En Israël, la démocratie menacée par les envies de "pouvoir absolu" de Benyamin Nétanyahou
Ils resteront mobilisés "tant que le coup d'Etat judiciaire n'est pas totalement stoppé". Des milliers de manifestants se sont à nouveau rassemblés à Jérusalem et Tel-Aviv, mercredi 29 mars, après plusieurs semaines d'une contestation inédite en Israël. Le Premier ministre, Benyamin Nétanyahou, a tenté de calmer l'opinion publique en annonçant, lundi, une "pause" dans le processus d'adoption de sa très critiquée réforme judiciaire. Mais les protestataires "ne croient pas un seul de ses mots".

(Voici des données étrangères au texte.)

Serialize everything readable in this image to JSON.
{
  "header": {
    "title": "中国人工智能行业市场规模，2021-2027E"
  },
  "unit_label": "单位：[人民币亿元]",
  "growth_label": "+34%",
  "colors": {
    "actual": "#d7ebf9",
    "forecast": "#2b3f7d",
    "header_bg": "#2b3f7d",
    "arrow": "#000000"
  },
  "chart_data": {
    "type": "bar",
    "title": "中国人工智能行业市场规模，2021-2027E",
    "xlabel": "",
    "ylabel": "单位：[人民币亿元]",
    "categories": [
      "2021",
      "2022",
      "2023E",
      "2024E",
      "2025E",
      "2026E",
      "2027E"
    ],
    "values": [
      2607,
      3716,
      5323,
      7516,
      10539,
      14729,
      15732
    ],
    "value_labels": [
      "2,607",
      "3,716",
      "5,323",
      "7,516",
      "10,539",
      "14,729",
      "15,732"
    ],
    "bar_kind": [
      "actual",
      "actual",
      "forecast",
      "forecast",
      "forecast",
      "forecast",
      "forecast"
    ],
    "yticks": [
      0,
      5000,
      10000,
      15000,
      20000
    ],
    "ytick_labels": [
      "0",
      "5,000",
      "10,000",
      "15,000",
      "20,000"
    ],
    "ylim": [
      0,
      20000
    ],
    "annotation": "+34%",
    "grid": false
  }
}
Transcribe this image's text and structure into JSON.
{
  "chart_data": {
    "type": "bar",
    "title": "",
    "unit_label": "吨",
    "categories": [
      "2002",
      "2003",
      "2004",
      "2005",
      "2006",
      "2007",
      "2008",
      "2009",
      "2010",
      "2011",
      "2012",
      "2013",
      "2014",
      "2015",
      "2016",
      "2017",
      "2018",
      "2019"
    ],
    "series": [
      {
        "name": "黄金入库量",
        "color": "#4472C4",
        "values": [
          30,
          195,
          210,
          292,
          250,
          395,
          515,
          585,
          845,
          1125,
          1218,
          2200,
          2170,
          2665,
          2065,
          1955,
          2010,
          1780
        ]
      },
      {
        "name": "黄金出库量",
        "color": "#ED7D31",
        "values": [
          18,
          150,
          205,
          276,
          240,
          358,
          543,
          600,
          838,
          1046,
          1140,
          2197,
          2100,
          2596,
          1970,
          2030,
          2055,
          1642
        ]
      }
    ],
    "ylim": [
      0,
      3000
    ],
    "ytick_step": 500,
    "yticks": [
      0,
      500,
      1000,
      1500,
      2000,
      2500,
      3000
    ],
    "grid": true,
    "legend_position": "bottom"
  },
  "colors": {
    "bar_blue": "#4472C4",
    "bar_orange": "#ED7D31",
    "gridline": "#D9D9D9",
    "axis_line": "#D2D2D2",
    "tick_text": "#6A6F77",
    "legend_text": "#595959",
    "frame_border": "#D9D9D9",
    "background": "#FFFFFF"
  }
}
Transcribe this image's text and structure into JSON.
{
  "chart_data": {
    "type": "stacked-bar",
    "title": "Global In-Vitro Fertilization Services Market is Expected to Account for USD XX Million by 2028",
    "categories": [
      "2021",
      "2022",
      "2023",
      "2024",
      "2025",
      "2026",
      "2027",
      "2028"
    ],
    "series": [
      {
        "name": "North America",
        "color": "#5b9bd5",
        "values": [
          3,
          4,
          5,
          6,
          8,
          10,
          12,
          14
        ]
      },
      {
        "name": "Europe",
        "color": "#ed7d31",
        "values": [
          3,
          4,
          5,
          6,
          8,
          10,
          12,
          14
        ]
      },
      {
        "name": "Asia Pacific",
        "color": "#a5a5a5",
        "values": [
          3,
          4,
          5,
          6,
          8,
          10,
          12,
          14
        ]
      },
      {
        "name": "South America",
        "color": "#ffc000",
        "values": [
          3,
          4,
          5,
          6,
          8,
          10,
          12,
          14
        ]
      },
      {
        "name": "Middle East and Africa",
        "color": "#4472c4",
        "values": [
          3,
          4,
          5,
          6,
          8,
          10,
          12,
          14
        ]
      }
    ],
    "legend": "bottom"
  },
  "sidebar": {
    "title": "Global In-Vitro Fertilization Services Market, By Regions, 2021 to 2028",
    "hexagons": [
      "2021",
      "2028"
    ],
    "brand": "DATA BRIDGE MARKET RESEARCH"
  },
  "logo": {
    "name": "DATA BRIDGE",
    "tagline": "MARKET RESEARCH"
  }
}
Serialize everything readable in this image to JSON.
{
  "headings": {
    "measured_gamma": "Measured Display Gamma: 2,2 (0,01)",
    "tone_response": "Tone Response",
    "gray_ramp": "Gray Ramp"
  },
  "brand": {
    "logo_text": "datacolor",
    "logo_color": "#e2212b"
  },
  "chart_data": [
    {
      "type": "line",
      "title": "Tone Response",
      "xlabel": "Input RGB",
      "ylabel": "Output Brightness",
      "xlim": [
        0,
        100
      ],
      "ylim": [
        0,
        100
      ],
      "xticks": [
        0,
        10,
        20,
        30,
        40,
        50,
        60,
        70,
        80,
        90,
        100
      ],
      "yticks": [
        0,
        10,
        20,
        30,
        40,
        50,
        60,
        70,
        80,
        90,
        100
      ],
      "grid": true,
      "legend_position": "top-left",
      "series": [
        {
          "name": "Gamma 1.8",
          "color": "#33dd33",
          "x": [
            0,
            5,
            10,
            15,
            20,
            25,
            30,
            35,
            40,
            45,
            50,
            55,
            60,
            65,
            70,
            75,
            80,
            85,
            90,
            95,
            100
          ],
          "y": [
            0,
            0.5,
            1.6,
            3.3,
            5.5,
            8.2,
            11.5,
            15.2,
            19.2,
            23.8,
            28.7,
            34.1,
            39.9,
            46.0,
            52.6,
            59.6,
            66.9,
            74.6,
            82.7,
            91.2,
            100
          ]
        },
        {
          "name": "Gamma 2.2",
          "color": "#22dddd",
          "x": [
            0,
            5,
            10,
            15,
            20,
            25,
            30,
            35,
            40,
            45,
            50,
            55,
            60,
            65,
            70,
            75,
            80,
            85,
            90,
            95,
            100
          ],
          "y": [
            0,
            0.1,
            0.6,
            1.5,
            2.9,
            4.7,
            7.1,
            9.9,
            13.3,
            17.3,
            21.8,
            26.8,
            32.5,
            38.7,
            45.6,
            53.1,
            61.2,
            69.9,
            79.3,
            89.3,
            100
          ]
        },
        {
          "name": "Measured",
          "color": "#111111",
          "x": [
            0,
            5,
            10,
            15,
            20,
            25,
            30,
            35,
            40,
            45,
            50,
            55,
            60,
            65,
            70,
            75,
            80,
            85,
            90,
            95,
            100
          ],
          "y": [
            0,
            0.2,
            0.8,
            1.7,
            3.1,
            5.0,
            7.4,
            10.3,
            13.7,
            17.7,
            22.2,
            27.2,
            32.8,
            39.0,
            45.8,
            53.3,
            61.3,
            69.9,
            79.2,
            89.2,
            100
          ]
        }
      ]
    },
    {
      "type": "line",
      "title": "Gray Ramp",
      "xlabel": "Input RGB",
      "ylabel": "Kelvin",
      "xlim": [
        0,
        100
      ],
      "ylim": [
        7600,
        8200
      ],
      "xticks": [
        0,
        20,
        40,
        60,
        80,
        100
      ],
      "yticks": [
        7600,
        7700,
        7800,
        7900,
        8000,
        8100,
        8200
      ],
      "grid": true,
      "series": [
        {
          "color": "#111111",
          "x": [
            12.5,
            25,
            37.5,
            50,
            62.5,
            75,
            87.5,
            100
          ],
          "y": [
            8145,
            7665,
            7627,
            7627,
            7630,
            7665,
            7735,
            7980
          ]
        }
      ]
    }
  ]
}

La défiance est à la mesure du risque. Le projet du gouvernement "donnerait un pouvoir absolu à l'exécutif, en mettant un terme à toute séparation des pouvoirs en Israël", alerte Frédérique Schillo, chercheuse en histoire et autrice de La Guerre du Kippour n'aura pas lieu (Editions de l'archipel, 2023). Dans le système israélien, le gouvernement est issu de la coalition majoritaire au Parlement, la Knesset, et œuvre donc de concert avec les députés. "Il n'y a pas de droit de véto présidentiel, pas de chambre haute, pas de Constitution, rappelle la chercheuse. Le seul véritable contrepouvoir qui existe, c'est la Cour suprême."
C'est justement cette institution que cible la coalition menée par Benyamin Nétanyahou, la plus à droite de l'histoire du pays. En Israël, la Cour suprême est chargée de s'assurer que les textes législatifs respectent les lois fondamentales. Elle statue aussi, en dernière instance, sur toutes les décisions administratives et judiciaires.
Vers un gouvernement tout-puissant
La réforme présentée en janvier permettrait au Parlement d'annuler toute décision de la Cour suprême, à la majorité simple (61 voix sur les 120 que compte la Knesset). "Les partis au pouvoir pourraient modifier jusqu'aux lois qui protègent les libertés fondamentales, sans qu'on puisse les en empêcher", décrypte Frédérique Schillo.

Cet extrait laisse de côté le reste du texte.